19. T Rex – Main Stage, 1970
“Don’t touch my car!” Marc Bolan barked at Michael Eavis when the burgeoning festival don – en route to Minehead Butlin’s to replace The Kinks at what was then essentially a farmer’s party taking place on a stage held together with string – tried brushing leaves off his Cadillac. Yet Bolan’s T Rex stormed the inaugural Glastonbury (or the Pilton Pop, Folk & Blues Festival as it was known – £1 per ticket and all the milk you could drink). “Bolan played on and on and on as the sun was going down,” Eavis recalled, “all the hits, the full works, and it sounded fantastic.”
18. Kylie Minogue – Pyramid Stage, 2019
In 2005, Kylie was forced to pull out of her Pyramid Stage headline slot due to her cancer diagnosis, a wrench for fans and artist alike despite Coldplay’s spectacular replacement set. The Eavises, however, couldn’t get her out of their heads. When she finally honoured the booking 14 years later, for 2019’s Legends slot, she pulled out all the stops, putting on a headline-worthy show rammed with her biggest hits. There were celebrity guests, too, including Chris Martin on “Can’t Get You Out of My Head” and Nick Cave for “Where the Wild Roses Grow”. Dolly-beating stuff.
17. Portishead – Acoustic Tent, 1995
As many a troubadour will attest, it’s rare to find a crush of 15,000 people stuck outside the Acoustic Tent. But the arrival of local (ish) heroes Portishead bearing the sumptuous jazz lounge trip-hop of their hugely acclaimed debut album Dummy prompted just such polite chaos. The lucky few inside reported a bewitching set of very modern heartache – “Glory Box” and “Sour Times” capping a show of immense grace and emotion. As many tears inside as out.
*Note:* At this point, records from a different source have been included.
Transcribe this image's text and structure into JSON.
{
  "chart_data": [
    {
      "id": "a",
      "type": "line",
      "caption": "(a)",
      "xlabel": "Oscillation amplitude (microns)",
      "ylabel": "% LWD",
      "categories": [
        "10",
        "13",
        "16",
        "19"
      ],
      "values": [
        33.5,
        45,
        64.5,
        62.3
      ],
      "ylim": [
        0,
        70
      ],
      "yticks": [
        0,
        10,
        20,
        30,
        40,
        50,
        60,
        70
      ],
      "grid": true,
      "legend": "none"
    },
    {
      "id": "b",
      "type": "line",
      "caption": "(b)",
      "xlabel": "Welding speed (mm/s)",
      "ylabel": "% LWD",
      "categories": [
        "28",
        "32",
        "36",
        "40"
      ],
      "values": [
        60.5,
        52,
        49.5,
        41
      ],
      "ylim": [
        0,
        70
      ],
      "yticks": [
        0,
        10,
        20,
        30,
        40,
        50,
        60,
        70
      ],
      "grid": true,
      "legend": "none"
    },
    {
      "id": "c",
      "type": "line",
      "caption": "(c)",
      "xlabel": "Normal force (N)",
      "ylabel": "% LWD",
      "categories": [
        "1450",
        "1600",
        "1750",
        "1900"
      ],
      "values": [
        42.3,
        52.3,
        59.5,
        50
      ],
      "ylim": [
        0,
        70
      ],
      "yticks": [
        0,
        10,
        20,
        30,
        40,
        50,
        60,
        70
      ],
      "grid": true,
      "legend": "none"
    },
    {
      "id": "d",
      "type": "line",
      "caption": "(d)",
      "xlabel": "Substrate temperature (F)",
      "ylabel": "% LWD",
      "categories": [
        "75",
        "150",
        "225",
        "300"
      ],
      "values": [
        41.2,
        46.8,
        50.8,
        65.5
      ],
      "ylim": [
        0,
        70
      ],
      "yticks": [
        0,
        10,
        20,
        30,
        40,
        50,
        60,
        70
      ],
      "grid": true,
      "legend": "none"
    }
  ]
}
16. The Killers – New Tent, 2004
The best sign of encroaching superstardom, they say, is when your John Peel Stage debut is as rammed and rambunctious as Theresa May’s leaving drinks. Arguably the first and finest example was the tsunami of fans descending on the New Tent early on the Saturday evening in 2004, to toast the arrival of Las Vegas indie pop showmen The Killers. The crowds stretched far outside the tent but even the ones on the outskirts bawled along to “Mr Brightside” and “All These Things That I’ve Done”. It was such a “moment” that the band returned to the stage (now the John Peel Stage) for a secret encore in 2017.
15. Orbital – NME Stage, 1994
Dance music had long since conquered clubland, but its clout as a force to unify a vast festival crowd was unrecognised until Orbital took Glasto ’94 by synthetic storm. Drawing 40,000 ravers to the NME Stage for their headline set with little more than compulsive beats and headlights on their faces, the Hartnoll brothers dazzled not just the millions watching Glastonbury’s first televised broadcasts on Channel 4, but Eavis himself. So much so, in fact, that he was inspired to open a dedicated Dance Tent the following year. It’s since grown into its own festival-within-a-festival in the Silver Hayes dance village.